Just outside Ballynahinch, Ted abruptly pulled the van over into a pub car park.

“I’m hefted,” he said, unbuckling his seat belt and clambering out.

“What?”

“I’m away for the toilet here.”

“Right,” said Israel, stretching uncomfortably; the library wasn’t really built for distance.

“Might be a while,” said Ted.

“Fine, take your time,” said Israel. “No hurry.”

“Been holding on since Carryduff.”

“Right.”

Ted patted the van affectionately.

“Gives ye a quiver in the liver, doesn’t she?”

“Yep. Too much information, thanks, Ted. You go ahead and treat yourself. Bye. Bye!”

The pub they’d stopped at was called the International and looked anything but. It was an old cottage which had long since been pebble-dashed and had its old wooden windows replaced by uPVC, and its garden turned into the car park. A sign boasted of Live Big-Screen Sport, and the inevitable alcopop Happy Hours, and a range of bar snacks that called themselves, unpromisingly, “Belt-Busters” and “Monster-Bites.” Along its road-facing gable wall a crude mural had been painted, depicting an Ulster fry: bacon, potato farls, soda bread, and a very large-yolked fried egg.
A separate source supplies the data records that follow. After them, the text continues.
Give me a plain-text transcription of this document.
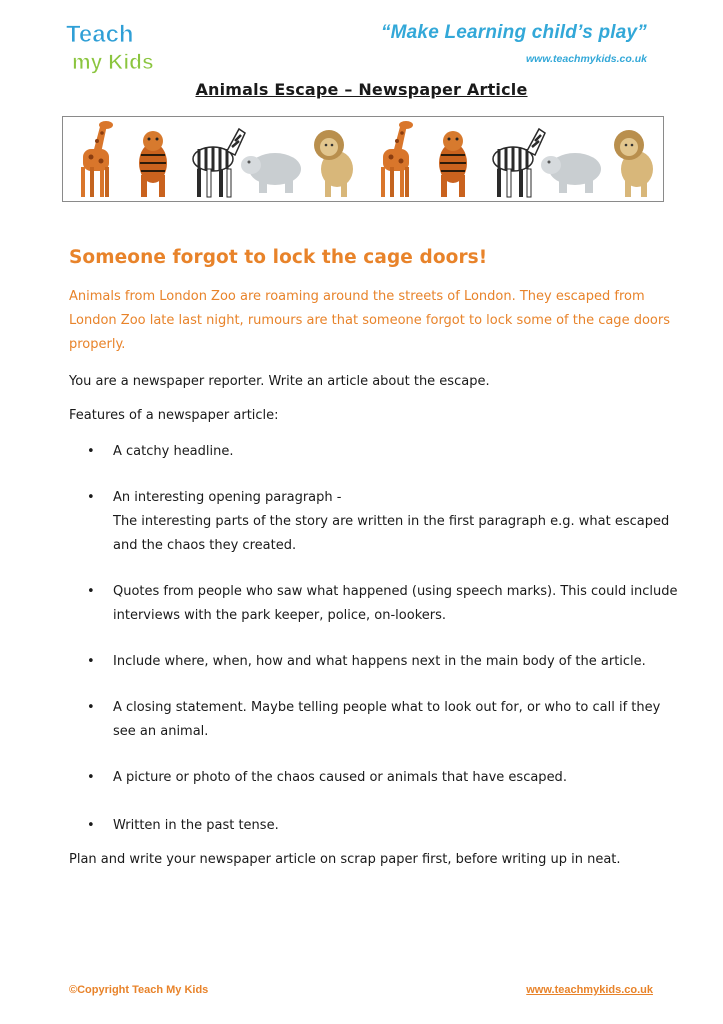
Teach
my Kids
“Make Learning child’s play”
www.teachmykids.co.uk
Animals Escape – Newspaper Article
Someone forgot to lock the cage doors!

Animals from London Zoo are roaming around the streets of London. They escaped from London Zoo late last night, rumours are that someone forgot to lock some of the cage doors properly.

You are a newspaper reporter. Write an article about the escape.

Features of a newspaper article:

• A catchy headline.
• An interesting opening paragraph -
The interesting parts of the story are written in the first paragraph e.g. what escaped and the chaos they created.
• Quotes from people who saw what happened (using speech marks). This could include interviews with the park keeper, police, on-lookers.
• Include where, when, how and what happens next in the main body of the article.
• A closing statement. Maybe telling people what to look out for, or who to call if they see an animal.
• A picture or photo of the chaos caused or animals that have escaped.
• Written in the past tense.

Plan and write your newspaper article on scrap paper first, before writing up in neat.

©Copyright Teach My Kids	www.teachmykids.co.uk
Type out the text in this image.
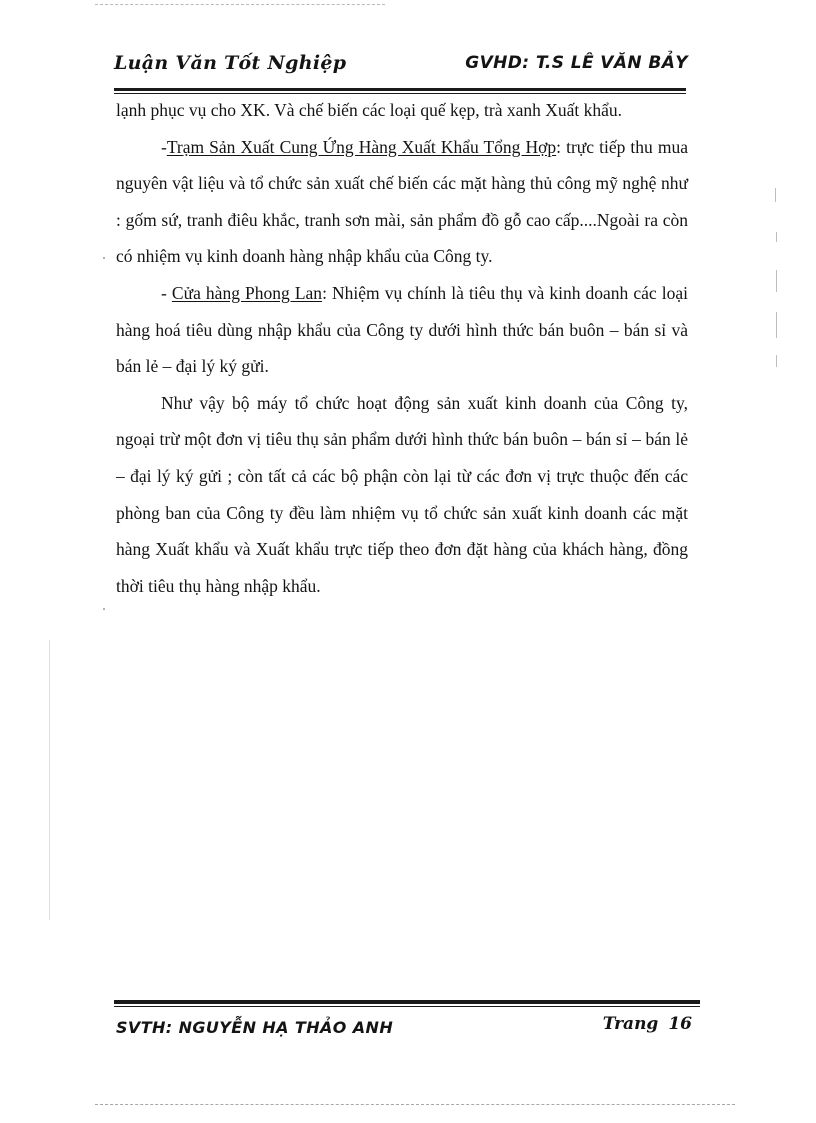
Luận Văn Tốt Nghiệp	GVHD: T.S LÊ VĂN BẢY

lạnh phục vụ cho XK. Và chế biến các loại quế kẹp, trà xanh Xuất khẩu.

-Trạm Sản Xuất Cung Ứng Hàng Xuất Khẩu Tổng Hợp: trực tiếp thu mua nguyên vật liệu và tổ chức sản xuất chế biến các mặt hàng thủ công mỹ nghệ như : gốm sứ, tranh điêu khắc, tranh sơn mài, sản phẩm đồ gỗ cao cấp....Ngoài ra còn có nhiệm vụ kinh doanh hàng nhập khẩu của Công ty.

- Cửa hàng Phong Lan: Nhiệm vụ chính là tiêu thụ và kinh doanh các loại hàng hoá tiêu dùng nhập khẩu của Công ty dưới hình thức bán buôn – bán sỉ và bán lẻ – đại lý ký gửi.

Như vậy bộ máy tổ chức hoạt động sản xuất kinh doanh của Công ty, ngoại trừ một đơn vị tiêu thụ sản phẩm dưới hình thức bán buôn – bán sỉ – bán lẻ – đại lý ký gửi ; còn tất cả các bộ phận còn lại từ các đơn vị trực thuộc đến các phòng ban của Công ty đều làm nhiệm vụ tổ chức sản xuất kinh doanh các mặt hàng Xuất khẩu và Xuất khẩu trực tiếp theo đơn đặt hàng của khách hàng, đồng thời tiêu thụ hàng nhập khẩu.

SVTH: NGUYỄN HẠ THẢO ANH	Trang 16
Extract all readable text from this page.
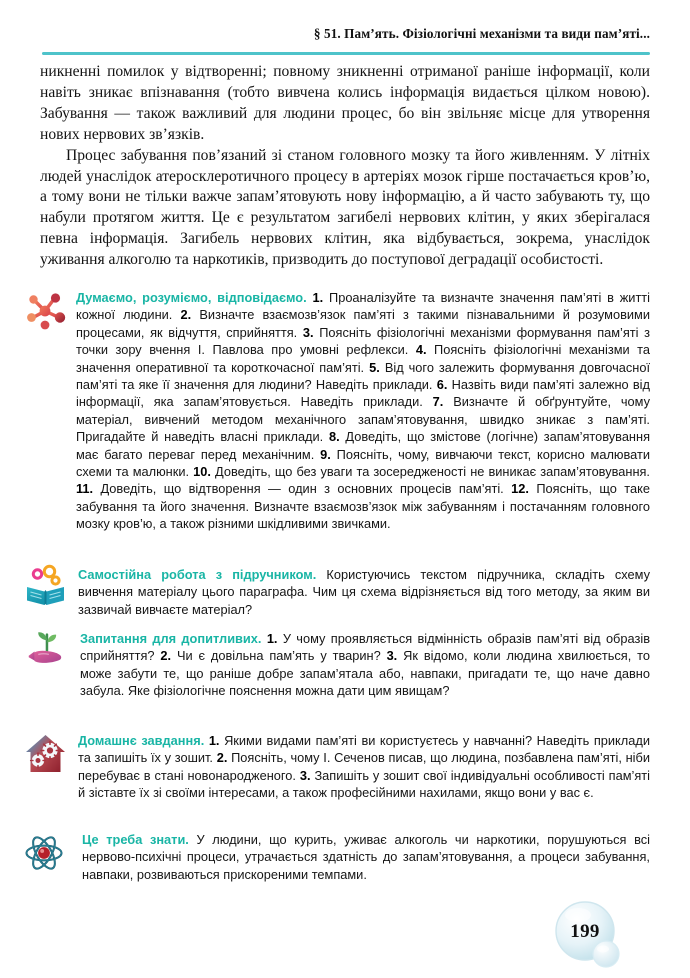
§ 51. Пам’ять. Фізіологічні механізми та види пам’яті...

никненні помилок у відтворенні; повному зникненні отриманої раніше інформації, коли навіть зникає впізнавання (тобто вивчена колись інформація видається цілком новою). Забування — також важливий для людини процес, бо він звільняє місце для утворення нових нервових зв’язків.

Процес забування пов’язаний зі станом головного мозку та його живленням. У літніх людей унаслідок атеросклеротичного процесу в артеріях мозок гірше постачається кров’ю, а тому вони не тільки важче запам’ятовують нову інформацію, а й часто забувають ту, що набули протягом життя. Це є результатом загибелі нервових клітин, у яких зберігалася певна інформація. Загибель нервових клітин, яка відбувається, зокрема, унаслідок уживання алкоголю та наркотиків, призводить до поступової деградації особистості.

Думаємо, розуміємо, відповідаємо. 1. Проаналізуйте та визначте значення пам’яті в житті кожної людини. 2. Визначте взаємозв’язок пам’яті з такими пізнавальними й розумовими процесами, як відчуття, сприйняття. 3. Поясніть фізіологічні механізми формування пам’яті з точки зору вчення І. Павлова про умовні рефлекси. 4. Поясніть фізіологічні механізми та значення оперативної та короткочасної пам’яті. 5. Від чого залежить формування довгочасної пам’яті та яке її значення для людини? Наведіть приклади. 6. Назвіть види пам’яті залежно від інформації, яка запам’ятовується. Наведіть приклади. 7. Визначте й обґрунтуйте, чому матеріал, вивчений методом механічного запам’ятовування, швидко зникає з пам’яті. Пригадайте й наведіть власні приклади. 8. Доведіть, що змістове (логічне) запам’ятовування має багато переваг перед механічним. 9. Поясніть, чому, вивчаючи текст, корисно малювати схеми та малюнки. 10. Доведіть, що без уваги та зосередженості не виникає запам’ятовування. 11. Доведіть, що відтворення — один з основних процесів пам’яті. 12. Поясніть, що таке забування та його значення. Визначте взаємозв’язок між забуванням і постачанням головного мозку кров’ю, а також різними шкідливими звичками.
Самостійна робота з підручником. Користуючись текстом підручника, складіть схему вивчення матеріалу цього параграфа. Чим ця схема відрізняється від того методу, за яким ви зазвичай вивчаєте матеріал?
Запитання для допитливих. 1. У чому проявляється відмінність образів пам’яті від образів сприйняття? 2. Чи є довільна пам’ять у тварин? 3. Як відомо, коли людина хвилюється, то може забути те, що раніше добре запам’ятала або, навпаки, пригадати те, що наче давно забула. Яке фізіологічне пояснення можна дати цим явищам?
Домашнє завдання. 1. Якими видами пам’яті ви користуєтесь у навчанні? Наведіть приклади та запишіть їх у зошит. 2. Поясніть, чому І. Сеченов писав, що людина, позбавлена пам’яті, ніби перебуває в стані новонародженого. 3. Запишіть у зошит свої індивідуальні особливості пам’яті й зіставте їх зі своїми інтересами, а також професійними нахилами, якщо вони у вас є.
Це треба знати. У людини, що курить, уживає алкоголь чи наркотики, порушуються всі нервово-психічні процеси, утрачається здатність до запам’ятовування, а процеси забування, навпаки, розвиваються прискореними темпами.
199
The detailing on the bacon was reminiscent of a Lucian Freud: quease-making man-size marbled fat. But the place did have one saving grace-a good old-fashioned red telephone booth by its front door. Israel hadn’t seen an old red phone booth in years: it was like seeing an old friend. When he was young back home in north London he would often slip out of the house in the evenings to make calls from a filthy old red phone booth to his first girlfriend, who was called Leah. He’d spend hours on the phone to Leah, breathing in the smell of rusting metal and urine and other people’s stale cigarette smoke, and kicking restlessly at the takeaway cartons at his feet, hardly saying anything, gazing up at the moon and space and the innumerable prostitutes’ cards and his own fantasies, while angry dog-walkers and fellow students and immigrants and men in overcoats would tap impatiently on the window, willing him to finish. He had happy, happy memories of the old red telephone booth.